Michael Paramo is an American writer, academic, and artist. He founded the literary magazine Aze in 2016. His research examines human sexuality, romance, love, interpersonal attraction, and gender. He published a book Ending the Pursuit in 2024.

== Early life ==
Paramo is of Mexican American descent and grew up in Southern California. He attended California State University, Fullerton and studied American Studies.

== Career ==

=== Aze ===
Paramo created the literary journal Aze in 2016 (originally known as The Asexual). He authored several essays that were published on the platform, including on the whiteness of the asexual community, the split attraction model. and the coloniality of gender. Paramo's writing was referenced in regard to the visibility of asexual people of color in Communication Education and the Journal of Folklore Research.
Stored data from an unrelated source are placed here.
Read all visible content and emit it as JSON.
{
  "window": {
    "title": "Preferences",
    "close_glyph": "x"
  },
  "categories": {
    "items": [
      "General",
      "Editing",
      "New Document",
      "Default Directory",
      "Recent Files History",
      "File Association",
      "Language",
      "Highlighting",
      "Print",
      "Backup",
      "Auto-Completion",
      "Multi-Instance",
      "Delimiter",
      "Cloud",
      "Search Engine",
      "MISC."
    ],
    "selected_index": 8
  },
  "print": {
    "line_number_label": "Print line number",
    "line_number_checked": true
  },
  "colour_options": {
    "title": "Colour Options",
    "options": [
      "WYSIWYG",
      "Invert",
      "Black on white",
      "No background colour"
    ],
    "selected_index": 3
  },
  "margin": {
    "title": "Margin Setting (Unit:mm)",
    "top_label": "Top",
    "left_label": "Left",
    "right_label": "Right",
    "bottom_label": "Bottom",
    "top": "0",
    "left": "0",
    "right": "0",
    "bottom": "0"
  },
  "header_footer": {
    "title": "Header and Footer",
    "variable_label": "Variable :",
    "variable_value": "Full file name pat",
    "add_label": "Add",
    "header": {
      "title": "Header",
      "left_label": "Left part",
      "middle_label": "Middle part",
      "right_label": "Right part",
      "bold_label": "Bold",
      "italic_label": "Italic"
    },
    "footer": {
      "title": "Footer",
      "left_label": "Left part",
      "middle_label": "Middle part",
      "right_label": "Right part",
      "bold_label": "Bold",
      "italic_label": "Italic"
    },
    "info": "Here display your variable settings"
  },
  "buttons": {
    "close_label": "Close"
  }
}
Paramo interviewed Pragati Singh on Aze in 2018 on the subject of asexual awareness in India. The magazine also reached 10,000 followers on Twitter. In 2019, the magazine's name changed from The Asexual to Aze.

=== Book ===
In 2019, Paramo was interviewed by Tristan Taormino on asexuality, aromanticism, and agender identity for a book he was writing. He began attending the University of British Columbia as a PhD student in the Gender, Race, Sexuality and Social Justice program.

Paramo published Ending the Pursuit: Asexuality, Aromanticism, and Agender Identity with Unbound in 2024, which questioned social norms of sex, romance, and gender. Academic Ela Przybyło wrote "Paramo refuses to take for granted the normalized ideas we are fed around how relationships should work and what they should look like." In an interview for Geeks OUT, Paramo spoke to the inclusion of poetry in the book as a hybrid method of interweaving critical and creative expressions.

=== Research ===
Paramo was referred to by ITV's platform Planet Woo as "one of the globe's leading aro academics" in 2024. His concept of azeness was described as a politics of refusing settler colonial norms of sexuality, romance, and gender or cisheteropatriarchy. A 2025 article in Sexualities wrote that he linked asexuality with "wider critiques of white supremacy, heteronormativity and neoliberalism."

== Personal life ==
Paramo identifies on the asexual and aromantic spectrum. He also creates visual art and music.